Contrata a un despacho de abogados

Telefónica ha contratado al despacho holandés De Brauw Balckstone Westbroek para diseñar la estrategia jurídica encaminada a propiciar la disolución de Brasilcel, la sociedad que comparte con Portugal Telecom (PT) a través de la cual se instrumentaliza el control de la operadora de móvil brasileña Vivo. La primera medida que llevará a cabo el despacho, que presta servicios integrales en el ámbito legal societario y cuenta con oficinas en Amsterdam, Pekín, Londres y Nueva York, es interponer en breve plazo una denuncia ante el Tribunal de Arbitraje de La Haya para disolver Brasilcel, propietario del 60% de Vivo. El bufete, fundado en 1871 y que cuenta con 68 socios y 262 asociados, es el mismo que Telefónica y PT contrataron en su día para constituir Brasilcel y diseñar su armazón legal. Telefónica dio el pasado sábado por “extinguida” su oferta a Portugal Telecom “al no haber aceptado el consejo de administración de PT dicha oferta dentro del plazo fijado”. Portugal Telecom pidió el viernes a Telefónica ampliar el plazo para la negociación por la venta de Vivo, después de que el consejo de administración de la firma lusa concluyera sin acuerdo sobre la oferta de la española para hacerse con su participación del 30% en la brasileña a un precio de 7.150 millones de euros.

La multinacional española había dado de plazo límite al operador luso para decidir sobre dicha propuesta hasta las 23.59 horas del pasado viernes (horario portugués, una hora más en España).
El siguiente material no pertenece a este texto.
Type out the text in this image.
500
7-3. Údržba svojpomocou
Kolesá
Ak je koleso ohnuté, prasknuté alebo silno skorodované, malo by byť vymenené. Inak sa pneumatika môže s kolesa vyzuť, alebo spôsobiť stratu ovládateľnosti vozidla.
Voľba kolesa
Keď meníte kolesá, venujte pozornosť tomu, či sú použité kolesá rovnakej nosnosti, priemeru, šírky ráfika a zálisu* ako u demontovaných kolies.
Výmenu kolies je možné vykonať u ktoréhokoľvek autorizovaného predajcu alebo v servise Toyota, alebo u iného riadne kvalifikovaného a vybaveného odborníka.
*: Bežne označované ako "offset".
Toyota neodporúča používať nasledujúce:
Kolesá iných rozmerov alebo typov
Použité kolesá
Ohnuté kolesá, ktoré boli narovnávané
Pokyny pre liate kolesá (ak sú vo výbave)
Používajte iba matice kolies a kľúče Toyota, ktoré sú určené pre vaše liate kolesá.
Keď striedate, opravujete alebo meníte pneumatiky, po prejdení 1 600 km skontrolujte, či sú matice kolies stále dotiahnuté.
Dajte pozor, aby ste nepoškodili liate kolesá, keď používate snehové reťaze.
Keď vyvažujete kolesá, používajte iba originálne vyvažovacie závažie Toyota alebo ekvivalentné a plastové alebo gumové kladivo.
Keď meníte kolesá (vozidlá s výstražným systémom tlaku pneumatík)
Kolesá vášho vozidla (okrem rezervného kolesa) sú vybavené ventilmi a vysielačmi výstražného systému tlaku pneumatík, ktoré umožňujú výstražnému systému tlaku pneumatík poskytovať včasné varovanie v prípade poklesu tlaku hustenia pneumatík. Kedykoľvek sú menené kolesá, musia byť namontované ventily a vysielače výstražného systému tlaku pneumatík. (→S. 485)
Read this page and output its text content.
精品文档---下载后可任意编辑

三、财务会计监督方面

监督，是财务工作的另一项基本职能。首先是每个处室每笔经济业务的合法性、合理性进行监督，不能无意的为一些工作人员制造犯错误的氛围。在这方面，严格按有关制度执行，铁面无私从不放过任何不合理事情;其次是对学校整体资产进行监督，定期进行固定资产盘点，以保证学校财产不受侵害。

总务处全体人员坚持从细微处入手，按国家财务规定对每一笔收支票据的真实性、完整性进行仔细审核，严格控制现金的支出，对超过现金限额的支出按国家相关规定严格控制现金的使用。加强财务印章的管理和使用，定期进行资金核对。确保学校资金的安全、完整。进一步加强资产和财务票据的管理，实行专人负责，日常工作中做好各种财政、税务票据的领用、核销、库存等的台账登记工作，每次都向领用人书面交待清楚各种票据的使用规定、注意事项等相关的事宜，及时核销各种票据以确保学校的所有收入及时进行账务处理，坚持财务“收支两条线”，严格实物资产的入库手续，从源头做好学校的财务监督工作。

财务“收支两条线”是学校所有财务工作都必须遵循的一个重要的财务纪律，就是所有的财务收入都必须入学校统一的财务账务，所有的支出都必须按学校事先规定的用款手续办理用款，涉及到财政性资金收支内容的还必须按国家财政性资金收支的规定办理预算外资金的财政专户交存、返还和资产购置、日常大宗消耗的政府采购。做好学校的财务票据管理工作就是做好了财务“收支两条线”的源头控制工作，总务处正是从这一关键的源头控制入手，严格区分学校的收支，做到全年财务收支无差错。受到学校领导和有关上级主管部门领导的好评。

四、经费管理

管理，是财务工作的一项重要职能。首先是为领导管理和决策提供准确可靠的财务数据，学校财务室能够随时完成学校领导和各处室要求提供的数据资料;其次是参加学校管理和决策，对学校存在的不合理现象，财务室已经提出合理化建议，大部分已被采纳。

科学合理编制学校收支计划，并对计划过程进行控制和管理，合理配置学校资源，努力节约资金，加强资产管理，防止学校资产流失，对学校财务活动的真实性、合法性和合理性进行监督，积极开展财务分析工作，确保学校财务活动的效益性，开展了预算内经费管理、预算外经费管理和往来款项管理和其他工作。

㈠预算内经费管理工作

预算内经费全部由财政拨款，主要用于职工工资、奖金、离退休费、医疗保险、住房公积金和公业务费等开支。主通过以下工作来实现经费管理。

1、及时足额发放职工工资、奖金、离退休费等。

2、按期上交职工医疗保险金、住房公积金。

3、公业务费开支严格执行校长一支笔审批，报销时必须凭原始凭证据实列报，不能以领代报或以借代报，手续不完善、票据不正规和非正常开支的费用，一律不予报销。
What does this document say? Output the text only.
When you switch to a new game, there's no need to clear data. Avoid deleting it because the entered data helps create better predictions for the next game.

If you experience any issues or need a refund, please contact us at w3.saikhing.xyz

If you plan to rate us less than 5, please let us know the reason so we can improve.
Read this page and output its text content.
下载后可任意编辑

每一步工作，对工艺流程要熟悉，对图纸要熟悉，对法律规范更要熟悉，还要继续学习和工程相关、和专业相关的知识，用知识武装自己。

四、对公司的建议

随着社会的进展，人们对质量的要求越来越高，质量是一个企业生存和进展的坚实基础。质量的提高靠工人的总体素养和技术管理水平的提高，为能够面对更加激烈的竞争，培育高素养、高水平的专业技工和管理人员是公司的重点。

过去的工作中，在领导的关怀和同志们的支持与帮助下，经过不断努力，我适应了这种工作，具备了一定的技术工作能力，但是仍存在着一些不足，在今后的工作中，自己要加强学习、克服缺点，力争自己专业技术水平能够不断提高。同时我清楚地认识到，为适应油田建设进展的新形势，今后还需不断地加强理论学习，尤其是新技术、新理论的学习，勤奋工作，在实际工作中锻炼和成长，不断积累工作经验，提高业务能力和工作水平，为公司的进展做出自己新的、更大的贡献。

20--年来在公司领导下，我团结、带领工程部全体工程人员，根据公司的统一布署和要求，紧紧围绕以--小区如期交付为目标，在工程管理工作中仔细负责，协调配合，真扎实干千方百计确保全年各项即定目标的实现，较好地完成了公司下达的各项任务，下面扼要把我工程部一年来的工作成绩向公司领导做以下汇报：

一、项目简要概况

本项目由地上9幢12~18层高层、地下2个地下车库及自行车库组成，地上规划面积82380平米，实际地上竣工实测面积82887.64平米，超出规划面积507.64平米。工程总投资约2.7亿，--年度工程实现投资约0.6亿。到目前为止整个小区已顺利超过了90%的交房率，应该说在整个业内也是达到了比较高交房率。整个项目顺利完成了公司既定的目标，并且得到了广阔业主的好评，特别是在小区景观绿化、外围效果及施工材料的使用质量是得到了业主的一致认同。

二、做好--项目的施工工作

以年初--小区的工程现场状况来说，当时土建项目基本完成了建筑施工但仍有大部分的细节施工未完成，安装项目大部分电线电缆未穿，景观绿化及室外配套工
PT había pedido a Telefónica una prórroga con el objetivo de que las negociaciones continúen a un nivel más profundo, es decir, desde la junta del comité ejecutivo de la lusa.

Un desenlace negativo para PT

Además, los analistas consideran que la decisión de Telefónica de dar por finalizada su oferta por Vivo “es negativa” especialmente para la operadora lusa. “El desenlace es negativo para ambas compañías, pero especialmente en el caso de PT”, indica ESN.

Por su parte, JB Capital prevé que la caída del precio de la acción de PT presione al equipo gestor de la compañía lusa “para buscar soluciones que aplaquen a los accionistas”. “Como lectura general, el hecho de que el trato/acuerdo haya quedado de lado, no debería ser positivo tampoco para el mercado portugués en su conjunto”, añaden los analistas de JB Capital. Mientras, los analistas de DT consideran que los accionistas de PT son los que “salen perdiendo” y los “más ofendidos”, después de que su derecho fundamental de voto en la junta general de julio cediera al veto del Gobierno a la mayoría del 74% en favor de la oferta de Telefónica.